Thoughts on web design
Just read Fresh Styles For Web Designers. I seem to be about 2/3 Htminialist and 1/3 Gothic Organic. Yeesh. And here I just thought I was me.
A lot of designers seem to be focused on overcoming the web’s shortcomings. Hence the large selection of books purporting to teach designers how to work with the web, how to teach non-designers to work with the web; hell, how to teach cats to design for the web. But the web only has shortcomings if you insist of looking at its properties as shortcomings. For someone trained in oils, watercolors have a lot of shortcomings. The same thing applies to print folks who get thrown into the web. They want a level of control that it still isn’t always rational or possible.
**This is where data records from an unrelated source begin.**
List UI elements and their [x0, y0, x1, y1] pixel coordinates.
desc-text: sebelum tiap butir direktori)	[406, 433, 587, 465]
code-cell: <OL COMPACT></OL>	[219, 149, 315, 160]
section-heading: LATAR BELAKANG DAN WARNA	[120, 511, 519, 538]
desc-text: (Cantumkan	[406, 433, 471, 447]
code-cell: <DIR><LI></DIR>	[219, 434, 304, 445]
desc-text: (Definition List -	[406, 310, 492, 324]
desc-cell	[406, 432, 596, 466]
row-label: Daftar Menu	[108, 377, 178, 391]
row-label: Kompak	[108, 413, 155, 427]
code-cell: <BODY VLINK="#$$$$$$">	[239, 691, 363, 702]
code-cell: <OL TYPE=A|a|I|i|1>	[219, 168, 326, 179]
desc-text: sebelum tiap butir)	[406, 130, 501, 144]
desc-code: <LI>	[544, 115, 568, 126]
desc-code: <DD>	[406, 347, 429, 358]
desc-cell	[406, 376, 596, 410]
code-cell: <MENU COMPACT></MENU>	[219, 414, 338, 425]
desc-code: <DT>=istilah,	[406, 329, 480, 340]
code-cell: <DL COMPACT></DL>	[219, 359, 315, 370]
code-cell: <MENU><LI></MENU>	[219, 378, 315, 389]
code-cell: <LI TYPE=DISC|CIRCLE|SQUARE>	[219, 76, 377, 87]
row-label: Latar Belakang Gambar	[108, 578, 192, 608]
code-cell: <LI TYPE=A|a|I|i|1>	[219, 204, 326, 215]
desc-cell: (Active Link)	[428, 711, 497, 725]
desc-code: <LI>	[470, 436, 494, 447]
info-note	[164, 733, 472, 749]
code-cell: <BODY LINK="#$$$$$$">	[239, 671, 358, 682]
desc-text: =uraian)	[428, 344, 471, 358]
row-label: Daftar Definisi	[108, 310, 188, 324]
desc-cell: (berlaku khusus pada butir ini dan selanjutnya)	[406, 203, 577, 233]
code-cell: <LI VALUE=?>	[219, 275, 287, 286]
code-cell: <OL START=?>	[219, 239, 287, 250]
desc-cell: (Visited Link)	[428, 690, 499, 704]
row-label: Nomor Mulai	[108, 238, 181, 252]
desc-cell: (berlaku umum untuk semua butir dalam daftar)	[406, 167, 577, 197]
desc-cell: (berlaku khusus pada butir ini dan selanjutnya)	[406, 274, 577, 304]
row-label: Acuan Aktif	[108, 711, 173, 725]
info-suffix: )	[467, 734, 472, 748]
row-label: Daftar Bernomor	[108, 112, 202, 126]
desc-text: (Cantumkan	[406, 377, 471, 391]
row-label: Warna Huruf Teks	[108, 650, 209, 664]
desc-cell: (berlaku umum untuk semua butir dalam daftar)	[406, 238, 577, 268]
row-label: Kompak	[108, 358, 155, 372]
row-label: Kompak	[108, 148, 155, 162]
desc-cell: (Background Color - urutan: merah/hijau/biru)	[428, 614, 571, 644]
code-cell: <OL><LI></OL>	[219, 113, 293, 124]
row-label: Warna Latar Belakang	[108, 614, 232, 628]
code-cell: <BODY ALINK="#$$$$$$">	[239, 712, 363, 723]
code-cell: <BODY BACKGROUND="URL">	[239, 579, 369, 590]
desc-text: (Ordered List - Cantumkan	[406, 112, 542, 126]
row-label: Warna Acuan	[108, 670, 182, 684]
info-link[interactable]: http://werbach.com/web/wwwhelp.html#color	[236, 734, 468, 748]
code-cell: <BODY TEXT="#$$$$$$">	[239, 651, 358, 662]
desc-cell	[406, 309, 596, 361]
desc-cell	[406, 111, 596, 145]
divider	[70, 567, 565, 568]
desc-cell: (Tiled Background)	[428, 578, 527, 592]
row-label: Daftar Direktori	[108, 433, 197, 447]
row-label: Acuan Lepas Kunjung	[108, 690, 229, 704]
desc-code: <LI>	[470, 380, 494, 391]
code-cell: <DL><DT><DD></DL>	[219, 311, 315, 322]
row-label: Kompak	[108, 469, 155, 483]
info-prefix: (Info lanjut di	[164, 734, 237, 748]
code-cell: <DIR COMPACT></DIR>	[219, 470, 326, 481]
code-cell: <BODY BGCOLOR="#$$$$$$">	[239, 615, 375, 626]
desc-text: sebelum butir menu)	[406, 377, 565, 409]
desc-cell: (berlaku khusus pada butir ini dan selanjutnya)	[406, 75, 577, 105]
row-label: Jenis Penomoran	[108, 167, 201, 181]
For someone who first learned design by working with the web, print has a lot of restrictions. A smaller color space. More color costs more. Changing content requires a re-run. Trapping. Overprinting. Spot colors. Ink viscosisity. Dot gain. Varnishes. Die cuts. Thermography. Finish processes. Spiral binding versus saddle stitching versus folding. Lots of very technical stuff that one needs to be familiar with for one’s work to well, work.
So I think that most of the folks who bewail the restrictions of the web aren’t really looking at it correctly. They’re looking at the web like it’s supposed to be print, and shame on it for not behaving correctly! I think we still don’t know what the web is. Maybe in ten years we’ll have a better handle on it.